Starbucks’ website and a conversation with a spokesperson made it clear that perfecting coffee offerings goes along with advancing innovations that facilitate waste reduction and reduces pollution.

“Starbucks aspires to cut its climate, water and waste footprint in half and ensure all customer packaging is reusable, recyclable, or compostable by 2030. We have introduced multiple strategies to reduce our impact on the environment; in 2024 we began allowing customers across all Starbucks in the U.S. and Canada to use their own personal reusable cup for orders in-store, drive-thru, or mobile order and pay – including water refills. To further incentivize personal cup adoption, customers who use their own personal cups also receive a 10 percent discount on their order. We’ve also made strides with our improved single-use cold cups that utilize post-consumer recycled fiber and are made with up to 20% less plastic and incorporates our strawless lid design.”

Starbucks stated further, “We continue to improve our reusable cup experience with ongoing testing. We are currently testing a returnable cup experience at the Kraken Community Iceplex in Seattle, WA, and are leading a returnables test across the entire city of Petaluma, CA, in partnership with the NextGen Consortium.”

Beyond resource-positive strategies involving reusable cups distributed by Starbucks and their potential for the future. Many companies worldwide manufacture refillable tumblers. Much thought goes into their design. A popular example is the sleek black tumbler from Path, which comes filled with water. The product is succinctly described by the company:

“Ultra-purified, reverse osmosis filtered water is packaged in a naturally beautiful, affordable vessel that is truly kind to the Earth. Aluminum – sleek, lightweight, infinitely recyclable.”

One of the animated graphics on the Path website represents a very simple, continuously undulating wave – no underlying scolding message about waste or scarcity just an invitation to appreciate – water.

Shin Azumi, the well-known Japanese industrial designer in addition to home furnishings, also designed a travel tumbler for the Kinto company.
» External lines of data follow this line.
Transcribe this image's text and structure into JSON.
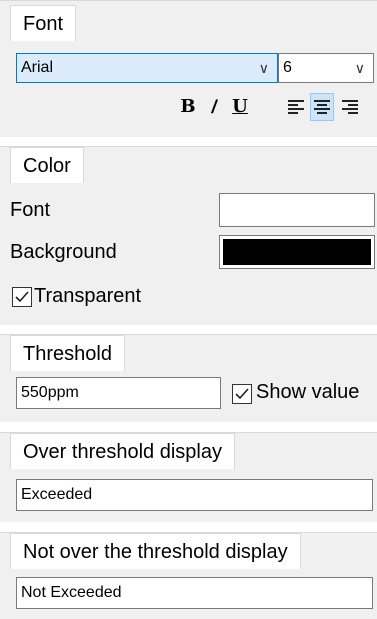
{
  "font_panel": {
    "tab_label": "Font",
    "font_family": "Arial",
    "font_size": "6",
    "bold_label": "B",
    "italic_label": "/",
    "underline_label": "U",
    "align_active": "center"
  },
  "color_panel": {
    "tab_label": "Color",
    "font_label": "Font",
    "background_label": "Background",
    "transparent_label": "Transparent",
    "transparent_checked": true,
    "font_color": "#ffffff",
    "background_color": "#000000"
  },
  "threshold_panel": {
    "tab_label": "Threshold",
    "value": "550ppm",
    "show_value_label": "Show value",
    "show_value_checked": true
  },
  "over_panel": {
    "tab_label": "Over threshold display",
    "value": "Exceeded"
  },
  "not_over_panel": {
    "tab_label": "Not over the threshold display",
    "value": "Not Exceeded"
  }
}
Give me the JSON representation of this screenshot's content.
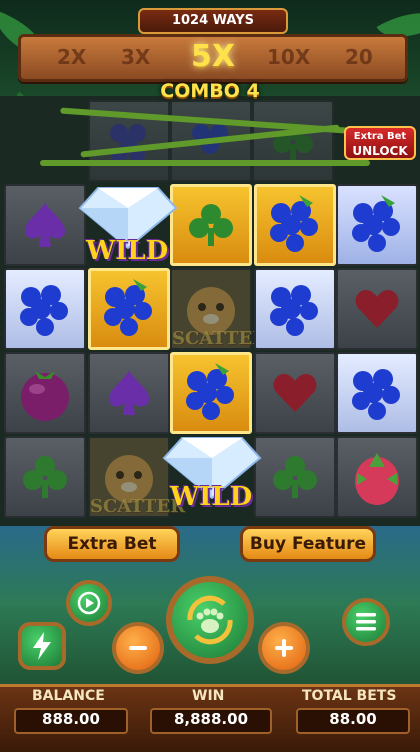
{
  "header": {
    "ways": "1024 WAYS",
    "multipliers": [
      "2X",
      "3X",
      "5X",
      "10X",
      "20"
    ],
    "active_multiplier_index": 2,
    "combo": "COMBO 4",
    "extra_bet_unlock": {
      "line1": "Extra Bet",
      "line2": "UNLOCK"
    }
  },
  "reels": {
    "grid": [
      [
        "spade",
        "club",
        "grape",
        "grape",
        "heart"
      ],
      [
        "grape",
        "grape",
        "scatter",
        "grape",
        "heart"
      ],
      [
        "mangosteen",
        "spade",
        "grape",
        "heart",
        "grape"
      ],
      [
        "club",
        "scatter",
        "grape",
        "club",
        "dragonfruit"
      ]
    ],
    "top_row": [
      "grape",
      "grape",
      "club"
    ],
    "wild_label": "WILD",
    "scatter_label": "SCATTER"
  },
  "buttons": {
    "extra_bet": "Extra Bet",
    "buy_feature": "Buy Feature"
  },
  "controls": {
    "autoplay_icon": "autoplay-icon",
    "turbo_icon": "lightning-icon",
    "spin_icon": "paw-spin-icon",
    "minus_icon": "minus-icon",
    "plus_icon": "plus-icon",
    "menu_icon": "menu-icon"
  },
  "info": {
    "balance_label": "BALANCE",
    "balance": "888.00",
    "win_label": "WIN",
    "win": "8,888.00",
    "total_bets_label": "TOTAL BETS",
    "total_bets": "88.00"
  }
}
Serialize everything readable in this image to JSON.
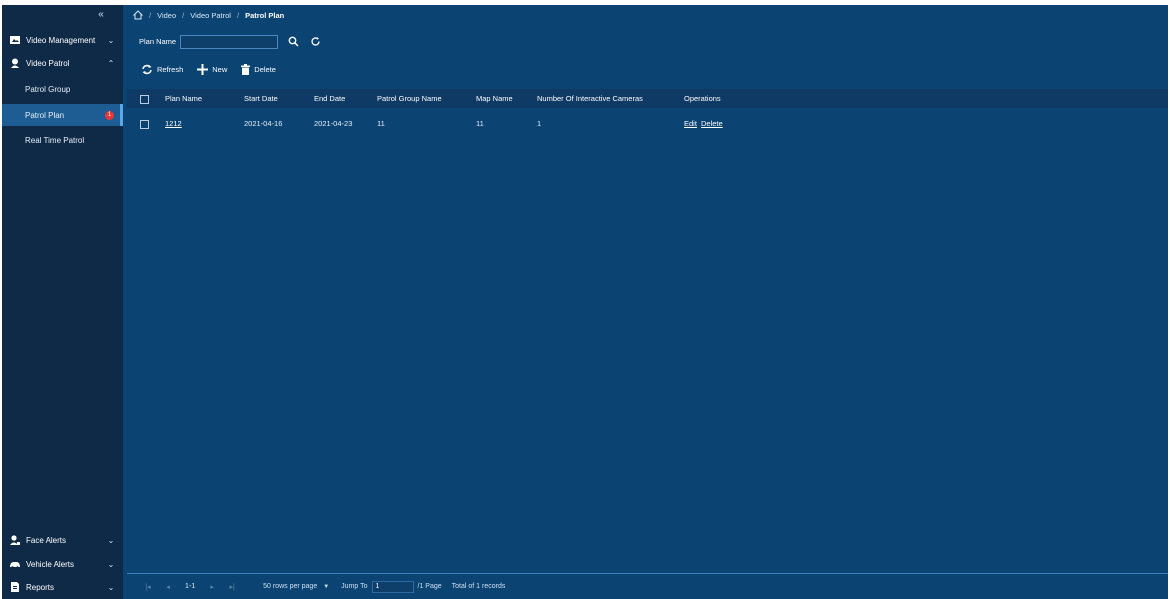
{
  "breadcrumb": {
    "items": [
      "Video",
      "Video Patrol",
      "Patrol Plan"
    ]
  },
  "sidebar": {
    "groups": [
      {
        "label": "Video Management",
        "chevron": "⌄"
      },
      {
        "label": "Video Patrol",
        "chevron": "⌃"
      },
      {
        "label": "Face Alerts",
        "chevron": "⌄"
      },
      {
        "label": "Vehicle Alerts",
        "chevron": "⌄"
      },
      {
        "label": "Reports",
        "chevron": "⌄"
      }
    ],
    "subitems": [
      {
        "label": "Patrol Group"
      },
      {
        "label": "Patrol Plan",
        "badge": "1"
      },
      {
        "label": "Real Time Patrol"
      }
    ],
    "collapse": "«"
  },
  "search": {
    "label": "Plan Name",
    "value": "",
    "placeholder": ""
  },
  "toolbar": {
    "refresh": "Refresh",
    "new": "New",
    "delete": "Delete"
  },
  "table": {
    "headers": [
      "Plan Name",
      "Start Date",
      "End Date",
      "Patrol Group Name",
      "Map Name",
      "Number Of Interactive Cameras",
      "Operations"
    ],
    "rows": [
      {
        "plan_name": "1212",
        "start_date": "2021-04-16",
        "end_date": "2021-04-23",
        "patrol_group": "11",
        "map_name": "11",
        "cameras": "1",
        "edit": "Edit",
        "delete": "Delete"
      }
    ]
  },
  "pagination": {
    "page_range": "1-1",
    "rows_per_page": "50 rows per page",
    "jump_label": "Jump To",
    "jump_value": "1",
    "page_suffix": "/1 Page",
    "total": "Total of 1 records"
  },
  "colors": {
    "background": "#0b4372",
    "sidebar": "#0f2a47",
    "active_item": "#1d5d93",
    "badge": "#e5383b"
  }
}
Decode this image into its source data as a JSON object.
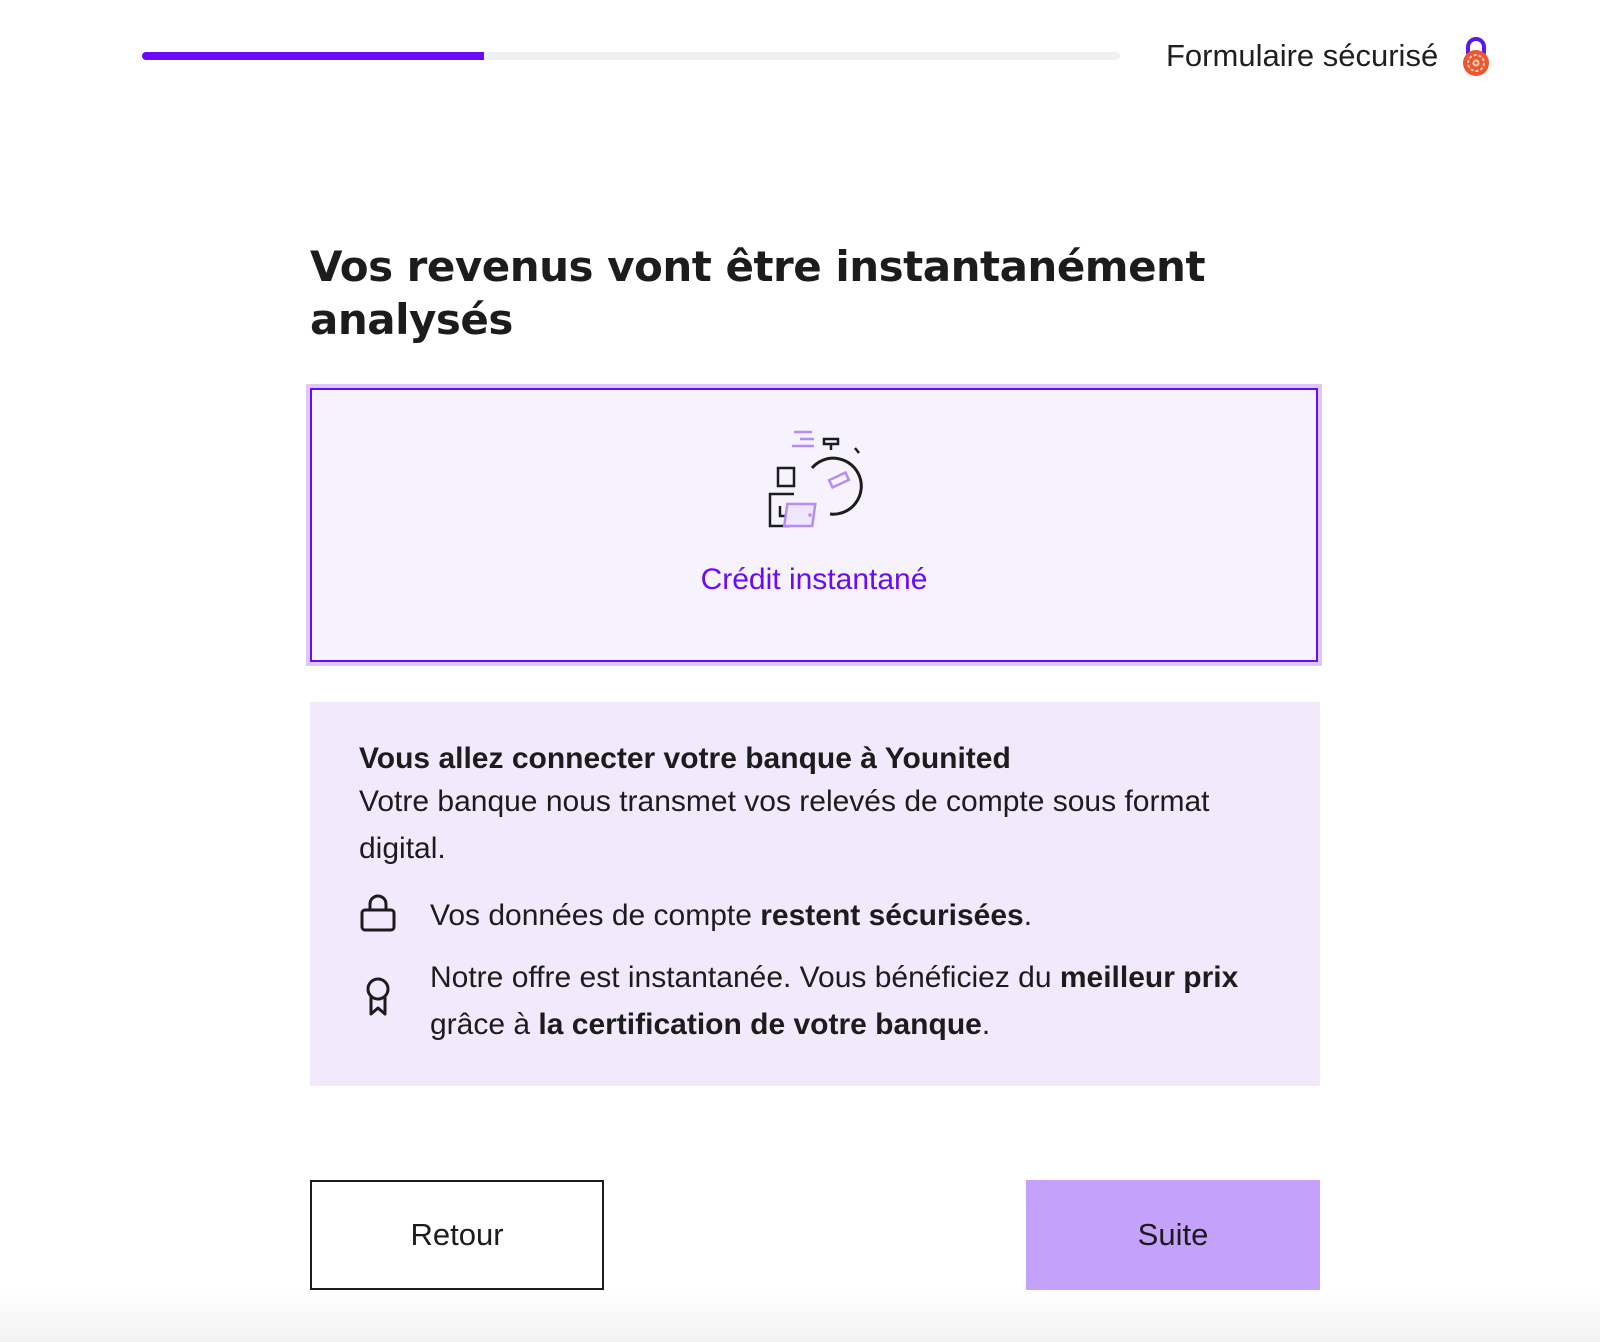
{
  "header": {
    "progress_percent": 35,
    "progress_color": "#6a0af6",
    "secure_label": "Formulaire sécurisé",
    "secure_icon": "padlock-badge-icon"
  },
  "main": {
    "title": "Vos revenus vont être instantanément analysés",
    "option": {
      "icon": "stopwatch-documents-icon",
      "label": "Crédit instantané",
      "selected": true
    },
    "info": {
      "title": "Vous allez connecter votre banque à Younited",
      "text": "Votre banque nous transmet vos relevés de compte sous format digital.",
      "rows": [
        {
          "icon": "lock-icon",
          "parts": [
            "Vos données de compte ",
            "restent sécurisées",
            "."
          ]
        },
        {
          "icon": "award-ribbon-icon",
          "parts": [
            "Notre offre est instantanée. Vous bénéficiez du ",
            "meilleur prix",
            " grâce à ",
            "la certification de votre banque",
            "."
          ]
        }
      ]
    },
    "buttons": {
      "back": "Retour",
      "next": "Suite"
    }
  },
  "colors": {
    "accent": "#6a0af6",
    "card_bg": "#f7f3fe",
    "info_bg": "#f2e9fd",
    "next_button_bg": "#c4a1fa"
  }
}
His website describes his approach to designing the vacuum insulated container for coffee, water and other drinks. About its use for water? The Kinto website notes:

“Travel Tumbler is designed for people who lead a conscious and flexible lifestyle-for those who like to drink mineral water at the temperature that is just right for your body…”

Whether you bring your well-loved mug or designer tumbler to Starbucks to be filled with water – think as Starbucks does, that refilling drinking water containers means millions fewer trashed plastic cups and glasses overwhelming our earth.

NYS is thinking along these lines. According to an AI overview, “In January 2023, New York State Senate Bill S2981 was introduced to require restaurants to provide tap water, beverages, and leftovers to customers in reusable containers upon request. The bill would also prohibit the sale of single-use plastic beverage containers that are not made from at least 75% recycled material.”